Oireachtas Joint and Select Committees

Wednesday, 16 May 2018

Joint Oireachtas Committee on Future of Mental Health Care

Restructuring of Mental Health Services: HSE

1:30 pm

Ms Anne O'Connor:

Staffing is a problem; there is no doubt about that. We have funded a postgraduate training course. We had our first cohort of graduates from UCD in postgraduate nursing. They are people who converted from other types of nursing into mental health. That course is continuing. We have increased our undergraduate training. We are looking at how we can fund all sorts of initiatives relating to education.

There are a couple of things relating to the sustainability of our model. We have a need for specialist staff in our services. We need to introduce skill mix to our services and to ensure that our most skilled staff are being used to work at the top of their licence and that we introduce other types of staff. That is not straightforward. We also have to look at the model of how we work. If we want to address the challenge relating to young people's mental health in Ireland, the conversation cannot just be about CAMHS. That is the end of the chain. We need to invest in young people's mental health in schools, communities, primary care and all the other areas we talked about to improve that. CAMHS will never be able to cope with the demand that is coming its way unless we get involved earlier in stopping that flow. It is about all of the things the EU task force looked at, including building resilience among young people in Ireland. That needs investment. The conversation on mental health and young people has to start there.
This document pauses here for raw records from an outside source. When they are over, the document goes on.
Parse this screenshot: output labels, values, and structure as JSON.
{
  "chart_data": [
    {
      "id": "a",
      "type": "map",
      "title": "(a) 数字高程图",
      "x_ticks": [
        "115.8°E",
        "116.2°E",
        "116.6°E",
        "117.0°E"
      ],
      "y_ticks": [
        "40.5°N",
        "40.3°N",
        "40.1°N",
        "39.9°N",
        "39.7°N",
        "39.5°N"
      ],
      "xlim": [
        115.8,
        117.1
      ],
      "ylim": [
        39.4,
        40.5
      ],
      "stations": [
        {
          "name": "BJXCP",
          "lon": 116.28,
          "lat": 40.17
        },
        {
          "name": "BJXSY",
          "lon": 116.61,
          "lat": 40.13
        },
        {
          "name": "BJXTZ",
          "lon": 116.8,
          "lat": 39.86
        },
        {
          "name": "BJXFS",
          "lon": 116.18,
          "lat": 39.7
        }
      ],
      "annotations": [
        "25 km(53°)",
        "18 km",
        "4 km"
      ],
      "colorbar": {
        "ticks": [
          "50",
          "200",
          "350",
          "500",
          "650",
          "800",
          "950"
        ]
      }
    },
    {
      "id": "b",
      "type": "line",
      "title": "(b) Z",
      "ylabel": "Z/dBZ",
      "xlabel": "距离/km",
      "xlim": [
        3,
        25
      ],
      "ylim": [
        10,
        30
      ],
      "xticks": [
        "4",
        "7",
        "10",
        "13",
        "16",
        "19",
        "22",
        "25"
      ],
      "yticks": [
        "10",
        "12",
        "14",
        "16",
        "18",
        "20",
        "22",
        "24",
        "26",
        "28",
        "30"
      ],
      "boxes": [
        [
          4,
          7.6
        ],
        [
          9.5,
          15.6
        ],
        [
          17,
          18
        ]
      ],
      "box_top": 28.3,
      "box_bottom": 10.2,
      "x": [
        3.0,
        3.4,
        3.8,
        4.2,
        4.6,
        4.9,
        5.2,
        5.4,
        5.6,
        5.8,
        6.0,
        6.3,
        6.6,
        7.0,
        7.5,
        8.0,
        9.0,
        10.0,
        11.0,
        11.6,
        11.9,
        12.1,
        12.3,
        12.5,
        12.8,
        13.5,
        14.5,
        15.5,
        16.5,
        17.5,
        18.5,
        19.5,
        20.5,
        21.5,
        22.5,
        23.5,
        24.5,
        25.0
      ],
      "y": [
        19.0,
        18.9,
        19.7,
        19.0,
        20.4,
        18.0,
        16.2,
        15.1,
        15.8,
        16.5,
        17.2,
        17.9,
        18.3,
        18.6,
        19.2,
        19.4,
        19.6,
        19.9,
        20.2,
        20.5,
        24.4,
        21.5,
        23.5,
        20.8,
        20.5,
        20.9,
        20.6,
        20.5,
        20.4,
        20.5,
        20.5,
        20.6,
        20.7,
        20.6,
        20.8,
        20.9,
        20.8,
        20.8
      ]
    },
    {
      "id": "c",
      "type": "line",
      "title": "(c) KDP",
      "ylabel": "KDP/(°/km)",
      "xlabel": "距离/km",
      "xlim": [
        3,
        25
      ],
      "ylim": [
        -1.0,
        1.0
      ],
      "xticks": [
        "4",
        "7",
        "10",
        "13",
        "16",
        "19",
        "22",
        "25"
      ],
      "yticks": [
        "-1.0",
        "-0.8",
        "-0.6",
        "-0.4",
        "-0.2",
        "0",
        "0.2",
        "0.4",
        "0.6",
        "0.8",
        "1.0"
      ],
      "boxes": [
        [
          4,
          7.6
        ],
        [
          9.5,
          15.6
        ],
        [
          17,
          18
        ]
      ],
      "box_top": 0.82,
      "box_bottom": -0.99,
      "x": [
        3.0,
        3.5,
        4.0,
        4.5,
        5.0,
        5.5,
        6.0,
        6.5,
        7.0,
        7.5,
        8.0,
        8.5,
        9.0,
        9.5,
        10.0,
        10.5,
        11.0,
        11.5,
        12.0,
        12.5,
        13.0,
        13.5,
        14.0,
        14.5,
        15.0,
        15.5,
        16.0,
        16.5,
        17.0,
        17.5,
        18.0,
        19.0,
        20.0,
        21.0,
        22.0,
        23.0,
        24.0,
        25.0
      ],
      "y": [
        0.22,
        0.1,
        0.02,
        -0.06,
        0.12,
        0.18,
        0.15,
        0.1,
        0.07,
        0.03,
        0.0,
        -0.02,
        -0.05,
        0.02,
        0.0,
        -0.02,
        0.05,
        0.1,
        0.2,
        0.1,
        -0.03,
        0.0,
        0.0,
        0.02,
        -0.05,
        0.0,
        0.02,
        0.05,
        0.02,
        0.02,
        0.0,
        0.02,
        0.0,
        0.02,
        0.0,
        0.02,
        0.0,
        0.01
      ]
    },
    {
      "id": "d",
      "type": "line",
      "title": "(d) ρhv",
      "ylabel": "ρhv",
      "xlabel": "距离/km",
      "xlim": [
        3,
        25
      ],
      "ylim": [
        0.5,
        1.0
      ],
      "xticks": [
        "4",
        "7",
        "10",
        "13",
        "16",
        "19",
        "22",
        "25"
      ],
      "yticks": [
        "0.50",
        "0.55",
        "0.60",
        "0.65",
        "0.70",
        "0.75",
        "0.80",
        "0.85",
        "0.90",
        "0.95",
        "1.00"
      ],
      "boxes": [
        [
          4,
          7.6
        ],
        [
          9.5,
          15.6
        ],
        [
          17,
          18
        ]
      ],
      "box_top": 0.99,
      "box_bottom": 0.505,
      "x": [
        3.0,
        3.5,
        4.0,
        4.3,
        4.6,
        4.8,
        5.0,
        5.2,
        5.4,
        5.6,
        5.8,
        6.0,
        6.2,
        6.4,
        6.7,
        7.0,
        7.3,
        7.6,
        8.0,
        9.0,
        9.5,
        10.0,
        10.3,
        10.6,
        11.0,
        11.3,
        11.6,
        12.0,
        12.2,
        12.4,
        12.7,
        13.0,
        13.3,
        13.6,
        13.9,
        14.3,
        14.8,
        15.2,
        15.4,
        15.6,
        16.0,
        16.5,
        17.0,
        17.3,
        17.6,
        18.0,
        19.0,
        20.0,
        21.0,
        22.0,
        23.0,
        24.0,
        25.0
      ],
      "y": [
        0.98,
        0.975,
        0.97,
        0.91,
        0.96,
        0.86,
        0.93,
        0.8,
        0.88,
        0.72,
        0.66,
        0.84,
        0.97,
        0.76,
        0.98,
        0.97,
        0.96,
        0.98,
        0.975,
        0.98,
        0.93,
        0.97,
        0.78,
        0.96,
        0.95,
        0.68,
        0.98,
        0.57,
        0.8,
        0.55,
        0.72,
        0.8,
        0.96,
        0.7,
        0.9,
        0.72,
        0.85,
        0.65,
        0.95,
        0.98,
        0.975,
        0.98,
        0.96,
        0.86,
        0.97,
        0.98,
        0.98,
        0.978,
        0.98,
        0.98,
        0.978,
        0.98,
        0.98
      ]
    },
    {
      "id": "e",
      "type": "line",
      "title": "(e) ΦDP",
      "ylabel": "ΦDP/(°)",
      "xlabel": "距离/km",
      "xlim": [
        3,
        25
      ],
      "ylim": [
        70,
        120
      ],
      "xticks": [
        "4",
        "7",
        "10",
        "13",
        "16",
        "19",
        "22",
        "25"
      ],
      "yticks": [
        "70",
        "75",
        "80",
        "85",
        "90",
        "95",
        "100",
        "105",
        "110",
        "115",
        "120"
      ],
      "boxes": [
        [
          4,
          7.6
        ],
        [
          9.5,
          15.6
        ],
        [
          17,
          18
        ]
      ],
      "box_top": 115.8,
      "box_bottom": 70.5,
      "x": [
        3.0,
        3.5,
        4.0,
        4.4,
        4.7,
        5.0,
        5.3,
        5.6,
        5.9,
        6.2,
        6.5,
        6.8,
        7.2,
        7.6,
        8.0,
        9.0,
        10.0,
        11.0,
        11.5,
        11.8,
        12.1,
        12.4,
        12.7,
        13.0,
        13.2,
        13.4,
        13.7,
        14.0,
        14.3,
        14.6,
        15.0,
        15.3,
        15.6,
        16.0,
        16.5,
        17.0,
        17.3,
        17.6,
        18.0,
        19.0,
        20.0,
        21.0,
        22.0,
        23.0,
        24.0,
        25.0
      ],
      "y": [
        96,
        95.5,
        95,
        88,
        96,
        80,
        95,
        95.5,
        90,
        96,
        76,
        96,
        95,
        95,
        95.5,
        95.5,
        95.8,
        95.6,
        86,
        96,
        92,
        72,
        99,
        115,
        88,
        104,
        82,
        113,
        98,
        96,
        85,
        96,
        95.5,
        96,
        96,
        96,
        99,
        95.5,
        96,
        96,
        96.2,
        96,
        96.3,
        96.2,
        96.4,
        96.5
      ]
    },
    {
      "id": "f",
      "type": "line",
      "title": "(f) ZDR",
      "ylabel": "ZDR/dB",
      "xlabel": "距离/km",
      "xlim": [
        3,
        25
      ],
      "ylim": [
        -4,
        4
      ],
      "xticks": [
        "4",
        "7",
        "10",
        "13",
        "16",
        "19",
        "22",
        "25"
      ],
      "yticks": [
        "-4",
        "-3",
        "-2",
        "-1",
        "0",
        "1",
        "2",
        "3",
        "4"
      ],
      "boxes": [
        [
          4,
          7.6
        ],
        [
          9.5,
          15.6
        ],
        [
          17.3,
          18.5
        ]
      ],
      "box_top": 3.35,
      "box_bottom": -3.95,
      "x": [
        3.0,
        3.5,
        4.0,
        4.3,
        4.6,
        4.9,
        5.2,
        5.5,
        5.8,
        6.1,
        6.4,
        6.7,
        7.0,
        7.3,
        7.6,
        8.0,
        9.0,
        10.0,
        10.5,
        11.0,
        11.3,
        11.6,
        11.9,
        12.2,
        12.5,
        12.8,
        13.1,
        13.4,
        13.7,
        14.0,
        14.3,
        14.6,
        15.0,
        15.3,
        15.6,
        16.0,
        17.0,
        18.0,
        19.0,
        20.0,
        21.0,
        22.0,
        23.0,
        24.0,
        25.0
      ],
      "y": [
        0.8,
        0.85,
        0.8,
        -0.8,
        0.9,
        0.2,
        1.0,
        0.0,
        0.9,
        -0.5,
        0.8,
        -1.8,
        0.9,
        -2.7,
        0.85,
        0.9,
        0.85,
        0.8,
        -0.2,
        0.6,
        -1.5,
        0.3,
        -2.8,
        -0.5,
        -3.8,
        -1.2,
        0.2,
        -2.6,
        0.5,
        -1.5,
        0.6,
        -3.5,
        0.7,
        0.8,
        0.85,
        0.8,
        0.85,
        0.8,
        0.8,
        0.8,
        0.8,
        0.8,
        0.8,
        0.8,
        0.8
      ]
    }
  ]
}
We have to focus our specialist services on people who really need them. None of us is happy that we have so many referrals coming to CAMHS. When we look at them recently, we found that up to 40% of referrals are not really for children who need CAMHS. These are children who are being referred to CAMHS because we do not have other options available. That is why we are investing in psychology and primary care and looking at how we work with other funded agencies such as Jigsaw and SpunOut to see how we can change the conversation around mental health. We will not meet the needs of our sickest young people if we are trying to manage this massive demand that is inappropriate for a service of that kind. CAMHS is a specialist secondary mental health service. It should not become a catch-all for any young person with a mental health difficulty and none of us would want our children to attend a psychiatrist and specialist mental health service just because there is nothing else. That is a really important conversation.